The investigation of the mysterious "leaker" of the allegations against Prime Minister Ariel Sharon in the height of the election campaign has brought fruit - and the leak was found to have been initiated by a senior official in the Tel Aviv District Prosecution office. An attorney named Leora Glatt-Berkowitz has admitted supplying Ha'aretz reporter Baruch Kra with the information on the police investigation into a $1.5 million loan to Sharon and/or his sons by his friend Cyril Kern. Glatt-Berkowitz was questioned last night "under caution," meaning that she is suspected of a crime - that of disclosing classified information - and was released under restrictive conditions. Kra and another journalist were similarly questioned, for "interfering in a police investigation."



In light of media accusations that the police and Attorney-General Elyakim Rubenstein are themselves interfering with the media's right to free speech and to protect their sources, Justice Minister Meir Sheetrit said this morning that Kra's original story was legitimate, but not those that he published after he was warned that they were harmful to the investigation of Sharon.



Civil Service Commissioner Shmuel Hollander told Army Radio's Razi Barkai this morning that the law states that it is a "criminal act for a government employee to transmit, without authorization, information that he learned in the framework of his position to an unauthorized person." Barkai responded, "That's what we live on in the media. Otherwise, we would all be unemployed."

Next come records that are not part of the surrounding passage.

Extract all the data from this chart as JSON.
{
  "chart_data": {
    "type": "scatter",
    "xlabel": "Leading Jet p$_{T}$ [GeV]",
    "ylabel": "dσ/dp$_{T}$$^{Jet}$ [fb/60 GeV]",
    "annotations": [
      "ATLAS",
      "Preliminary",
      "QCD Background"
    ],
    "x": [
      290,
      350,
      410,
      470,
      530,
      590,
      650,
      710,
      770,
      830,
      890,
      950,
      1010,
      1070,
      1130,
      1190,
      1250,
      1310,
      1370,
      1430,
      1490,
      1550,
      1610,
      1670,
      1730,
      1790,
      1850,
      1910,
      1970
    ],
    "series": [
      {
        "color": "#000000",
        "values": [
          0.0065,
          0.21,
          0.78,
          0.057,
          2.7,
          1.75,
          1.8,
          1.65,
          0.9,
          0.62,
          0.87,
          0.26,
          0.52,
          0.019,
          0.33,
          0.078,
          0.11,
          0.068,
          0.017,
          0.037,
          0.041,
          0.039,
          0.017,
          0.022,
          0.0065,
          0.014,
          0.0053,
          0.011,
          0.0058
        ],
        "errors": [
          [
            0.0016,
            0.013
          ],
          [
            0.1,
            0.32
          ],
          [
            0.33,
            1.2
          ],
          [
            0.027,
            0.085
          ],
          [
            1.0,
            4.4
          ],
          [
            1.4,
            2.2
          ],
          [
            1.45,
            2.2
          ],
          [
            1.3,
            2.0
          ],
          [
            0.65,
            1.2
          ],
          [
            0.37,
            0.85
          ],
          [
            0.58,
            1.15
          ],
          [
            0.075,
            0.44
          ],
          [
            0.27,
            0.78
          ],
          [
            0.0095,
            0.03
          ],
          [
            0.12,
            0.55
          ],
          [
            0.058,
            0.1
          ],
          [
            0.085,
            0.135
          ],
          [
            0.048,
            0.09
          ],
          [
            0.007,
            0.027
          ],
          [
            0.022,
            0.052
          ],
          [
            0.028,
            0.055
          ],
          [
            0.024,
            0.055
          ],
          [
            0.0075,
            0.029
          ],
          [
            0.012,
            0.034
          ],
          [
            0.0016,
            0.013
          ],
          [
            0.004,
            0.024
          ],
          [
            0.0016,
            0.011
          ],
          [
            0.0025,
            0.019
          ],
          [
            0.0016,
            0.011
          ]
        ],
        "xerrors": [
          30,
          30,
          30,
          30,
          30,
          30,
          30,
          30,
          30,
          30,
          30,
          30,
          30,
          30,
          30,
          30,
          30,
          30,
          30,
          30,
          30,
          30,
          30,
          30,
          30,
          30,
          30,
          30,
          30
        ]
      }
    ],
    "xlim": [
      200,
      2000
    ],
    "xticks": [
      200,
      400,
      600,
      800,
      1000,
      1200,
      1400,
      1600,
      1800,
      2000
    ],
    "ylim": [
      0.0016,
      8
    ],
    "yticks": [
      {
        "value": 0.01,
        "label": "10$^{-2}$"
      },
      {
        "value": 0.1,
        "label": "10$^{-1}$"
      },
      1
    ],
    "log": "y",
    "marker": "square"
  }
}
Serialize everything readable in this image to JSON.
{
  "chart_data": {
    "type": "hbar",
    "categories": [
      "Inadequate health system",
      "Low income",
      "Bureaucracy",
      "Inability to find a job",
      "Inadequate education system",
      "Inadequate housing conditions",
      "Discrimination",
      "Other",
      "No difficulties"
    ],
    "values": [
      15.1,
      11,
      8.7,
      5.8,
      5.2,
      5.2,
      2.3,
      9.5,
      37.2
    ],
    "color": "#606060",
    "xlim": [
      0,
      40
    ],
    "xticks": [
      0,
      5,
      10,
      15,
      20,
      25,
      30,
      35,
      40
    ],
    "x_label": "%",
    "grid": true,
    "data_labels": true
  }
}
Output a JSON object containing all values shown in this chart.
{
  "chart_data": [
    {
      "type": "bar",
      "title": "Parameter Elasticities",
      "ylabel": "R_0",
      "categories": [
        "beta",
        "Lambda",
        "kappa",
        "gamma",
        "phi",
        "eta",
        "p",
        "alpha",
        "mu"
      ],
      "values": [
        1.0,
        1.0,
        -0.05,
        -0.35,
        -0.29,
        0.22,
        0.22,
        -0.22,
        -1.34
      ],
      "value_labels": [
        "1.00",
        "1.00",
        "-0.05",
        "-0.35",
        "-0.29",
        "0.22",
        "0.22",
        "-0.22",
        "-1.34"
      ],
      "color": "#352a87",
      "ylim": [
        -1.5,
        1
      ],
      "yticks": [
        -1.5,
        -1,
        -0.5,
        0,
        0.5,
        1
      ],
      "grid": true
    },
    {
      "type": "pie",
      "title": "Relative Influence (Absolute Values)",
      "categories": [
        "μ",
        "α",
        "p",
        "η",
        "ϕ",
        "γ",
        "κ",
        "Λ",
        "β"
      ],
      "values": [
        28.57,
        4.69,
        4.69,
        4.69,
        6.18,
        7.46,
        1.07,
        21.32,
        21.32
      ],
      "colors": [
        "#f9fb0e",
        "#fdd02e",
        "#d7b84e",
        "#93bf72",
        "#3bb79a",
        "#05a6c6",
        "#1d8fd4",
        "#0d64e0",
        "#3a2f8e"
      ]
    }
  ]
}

It was originally widely believed that the police leaked word of the six-month-old investigation, and the Attorney-General even condemned what he called "the involvement of the law-enforcement bodies in the political system," and said that the leak was intended to influence the upcoming election. Staffers in Likud campaign headquarters said the leak was "intentional and deceitful," and "the media and the leakers have banded together to lie to the public in order to replace the government."